Practo seems to be stretching itself too thin by trying out a lot of things simultaneously, which may impact your core proposition. Do you subscribe to this school of thought?
I don’t blame anybody from outside to think we are doing too many things. It is a fact. From a vision standpoint, we are doing the optimal number of things. Businesses grow for the number of things they do and die because of the number of things they don’t. You can die if you do too many things but you can also die if you do too few things. Practo wants to strike that balance. But there is a clear strategy and reason. If things don’t work, we continuously keep shutting them down. We have a healthy way of trying things and I am comfortable with the number of things we are doing.

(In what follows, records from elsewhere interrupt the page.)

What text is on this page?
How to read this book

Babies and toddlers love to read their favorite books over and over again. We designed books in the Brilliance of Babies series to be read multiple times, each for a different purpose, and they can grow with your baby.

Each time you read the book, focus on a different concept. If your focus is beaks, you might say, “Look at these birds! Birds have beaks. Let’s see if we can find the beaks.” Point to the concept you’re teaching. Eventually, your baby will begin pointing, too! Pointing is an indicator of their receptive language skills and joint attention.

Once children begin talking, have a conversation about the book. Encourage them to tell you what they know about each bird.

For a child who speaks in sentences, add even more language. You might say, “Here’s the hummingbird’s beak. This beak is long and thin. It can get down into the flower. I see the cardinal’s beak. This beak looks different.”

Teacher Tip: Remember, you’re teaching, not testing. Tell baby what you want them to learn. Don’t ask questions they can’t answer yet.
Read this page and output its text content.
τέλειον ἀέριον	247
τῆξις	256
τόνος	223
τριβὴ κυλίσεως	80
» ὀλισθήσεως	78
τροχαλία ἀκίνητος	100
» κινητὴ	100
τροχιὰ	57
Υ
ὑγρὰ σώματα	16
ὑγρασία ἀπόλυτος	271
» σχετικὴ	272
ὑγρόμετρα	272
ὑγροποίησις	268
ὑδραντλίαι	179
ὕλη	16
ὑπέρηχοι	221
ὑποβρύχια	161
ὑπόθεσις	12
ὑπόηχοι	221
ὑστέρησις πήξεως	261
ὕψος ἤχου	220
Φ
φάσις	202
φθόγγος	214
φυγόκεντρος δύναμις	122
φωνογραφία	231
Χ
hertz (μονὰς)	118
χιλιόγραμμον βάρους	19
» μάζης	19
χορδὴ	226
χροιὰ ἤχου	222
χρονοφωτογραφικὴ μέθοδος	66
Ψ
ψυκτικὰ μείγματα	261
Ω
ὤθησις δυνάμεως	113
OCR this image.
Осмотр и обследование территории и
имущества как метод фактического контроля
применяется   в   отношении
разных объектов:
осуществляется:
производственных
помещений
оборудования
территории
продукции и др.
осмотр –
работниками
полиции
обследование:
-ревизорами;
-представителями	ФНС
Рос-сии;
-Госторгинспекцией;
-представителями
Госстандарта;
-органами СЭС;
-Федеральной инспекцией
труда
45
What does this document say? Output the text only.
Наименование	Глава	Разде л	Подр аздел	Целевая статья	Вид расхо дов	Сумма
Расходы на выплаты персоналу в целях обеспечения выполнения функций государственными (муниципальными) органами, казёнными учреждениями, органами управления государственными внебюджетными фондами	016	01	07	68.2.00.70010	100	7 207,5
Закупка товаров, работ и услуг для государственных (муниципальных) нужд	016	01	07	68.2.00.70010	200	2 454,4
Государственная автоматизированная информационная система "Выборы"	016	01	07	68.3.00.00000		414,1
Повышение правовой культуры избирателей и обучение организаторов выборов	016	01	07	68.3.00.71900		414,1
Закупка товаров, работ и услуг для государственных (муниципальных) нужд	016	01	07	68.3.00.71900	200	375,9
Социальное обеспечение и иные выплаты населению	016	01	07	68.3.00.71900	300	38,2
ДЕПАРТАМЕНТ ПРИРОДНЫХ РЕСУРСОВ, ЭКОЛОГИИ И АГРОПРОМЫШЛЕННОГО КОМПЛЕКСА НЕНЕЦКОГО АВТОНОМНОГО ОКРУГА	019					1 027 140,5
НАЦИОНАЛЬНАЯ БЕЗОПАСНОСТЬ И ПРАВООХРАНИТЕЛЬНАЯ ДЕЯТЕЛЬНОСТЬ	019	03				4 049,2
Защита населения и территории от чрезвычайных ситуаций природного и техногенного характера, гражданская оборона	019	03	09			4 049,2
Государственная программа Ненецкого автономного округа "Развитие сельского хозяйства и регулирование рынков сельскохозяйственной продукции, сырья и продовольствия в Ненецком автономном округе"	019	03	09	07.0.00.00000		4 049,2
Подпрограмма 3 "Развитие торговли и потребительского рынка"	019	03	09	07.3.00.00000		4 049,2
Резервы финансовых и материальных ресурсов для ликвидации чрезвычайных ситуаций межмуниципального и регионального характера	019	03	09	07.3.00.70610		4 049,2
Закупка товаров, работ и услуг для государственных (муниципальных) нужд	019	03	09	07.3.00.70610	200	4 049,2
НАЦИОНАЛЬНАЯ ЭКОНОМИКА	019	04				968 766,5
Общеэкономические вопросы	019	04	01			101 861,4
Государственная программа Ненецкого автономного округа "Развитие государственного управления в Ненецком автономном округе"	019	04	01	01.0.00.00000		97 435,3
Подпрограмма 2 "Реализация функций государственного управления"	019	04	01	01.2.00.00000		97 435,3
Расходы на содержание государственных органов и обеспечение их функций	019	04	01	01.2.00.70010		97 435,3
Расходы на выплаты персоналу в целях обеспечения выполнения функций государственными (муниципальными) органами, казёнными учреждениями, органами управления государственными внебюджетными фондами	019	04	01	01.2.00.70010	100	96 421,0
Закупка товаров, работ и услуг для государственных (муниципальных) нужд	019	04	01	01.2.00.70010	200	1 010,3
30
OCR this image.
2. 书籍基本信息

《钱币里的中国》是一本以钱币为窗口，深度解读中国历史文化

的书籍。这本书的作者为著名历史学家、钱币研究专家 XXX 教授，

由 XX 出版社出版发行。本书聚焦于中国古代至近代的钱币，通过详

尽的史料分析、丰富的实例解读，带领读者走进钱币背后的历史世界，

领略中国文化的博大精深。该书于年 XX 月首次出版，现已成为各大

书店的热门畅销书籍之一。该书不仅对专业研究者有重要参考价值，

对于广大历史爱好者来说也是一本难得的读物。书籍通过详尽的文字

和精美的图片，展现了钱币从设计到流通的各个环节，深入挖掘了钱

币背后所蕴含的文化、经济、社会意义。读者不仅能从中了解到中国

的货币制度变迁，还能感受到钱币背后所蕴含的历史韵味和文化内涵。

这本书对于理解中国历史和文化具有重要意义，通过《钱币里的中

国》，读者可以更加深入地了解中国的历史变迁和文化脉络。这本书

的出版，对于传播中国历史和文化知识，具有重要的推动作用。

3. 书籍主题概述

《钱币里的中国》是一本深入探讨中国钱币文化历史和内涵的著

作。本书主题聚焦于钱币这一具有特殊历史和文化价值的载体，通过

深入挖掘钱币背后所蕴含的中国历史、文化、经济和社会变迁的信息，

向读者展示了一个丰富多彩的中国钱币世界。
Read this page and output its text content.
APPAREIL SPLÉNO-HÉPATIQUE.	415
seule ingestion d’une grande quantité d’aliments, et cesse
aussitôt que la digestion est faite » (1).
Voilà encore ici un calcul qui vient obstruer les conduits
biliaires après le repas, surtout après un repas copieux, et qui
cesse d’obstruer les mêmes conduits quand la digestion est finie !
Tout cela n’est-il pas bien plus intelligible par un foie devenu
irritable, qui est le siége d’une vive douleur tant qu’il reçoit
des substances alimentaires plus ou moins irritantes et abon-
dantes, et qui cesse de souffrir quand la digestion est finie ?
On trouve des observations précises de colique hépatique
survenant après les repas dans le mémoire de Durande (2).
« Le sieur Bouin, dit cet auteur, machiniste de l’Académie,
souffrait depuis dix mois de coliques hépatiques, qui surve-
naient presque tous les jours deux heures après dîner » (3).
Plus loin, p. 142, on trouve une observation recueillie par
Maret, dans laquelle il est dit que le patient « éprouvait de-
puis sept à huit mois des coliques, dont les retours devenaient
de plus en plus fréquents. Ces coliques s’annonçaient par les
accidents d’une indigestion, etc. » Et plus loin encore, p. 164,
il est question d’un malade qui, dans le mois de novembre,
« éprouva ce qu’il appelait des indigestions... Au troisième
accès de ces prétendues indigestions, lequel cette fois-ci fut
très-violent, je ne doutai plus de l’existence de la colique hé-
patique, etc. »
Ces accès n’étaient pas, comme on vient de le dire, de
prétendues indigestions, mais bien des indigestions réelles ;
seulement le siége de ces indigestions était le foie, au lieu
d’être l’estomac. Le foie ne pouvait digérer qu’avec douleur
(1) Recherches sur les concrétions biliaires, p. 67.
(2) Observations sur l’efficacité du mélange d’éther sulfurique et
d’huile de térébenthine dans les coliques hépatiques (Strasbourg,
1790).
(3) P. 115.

One of the reasons we do so many things is because in healthcare, worldwide, business models are evolving. Many of the companies may be doing one of the few things that we are doing. One of the reasons we do them is because they are interlinked. For instance, the revenue we make from the marketing business is somewhat dependent on the number of consumers and transactions. Our ability to provide value for providers and consumers and generate revenue are interdependent.
How have the new consumer-facing verticals fared so far?
We try many things. Some click and some don’t. Wellness and fitness is something that we tried but we need more focus and management bandwidth. It is more on the pause mode. Medicine delivery is an interesting business because there is a lot of pull from the market. We have been in Bengaluru for a year and trying out a few more things.
What is definitely clicking and scaling up is telemedicine. Over the last year, we have done well in that. It is still in initial phases but the traction is good. We are pushing the pedal on all of these, but some of these businesses also need time from a consumer behaviour standpoint. As soon as we think the tipping point has come, you will see us going big on it.
What would you have done differently if given a chance?
We grew really fast in the last 12 months. When you grow so fast, it puts a lot of pressure on the customer base. Our service levels to customers have dropped. We have taken time to stabilize again, but we gave our customers more pain than we wanted to because of this growth. We made mistakes. We took time to scale up our teams and train them. There were gaps in our service levels. I would have focused more on service levels. The sheen that we had got dented. In the next two to three years, if we work really hard, we will get that shine back and the relationship will get fixed.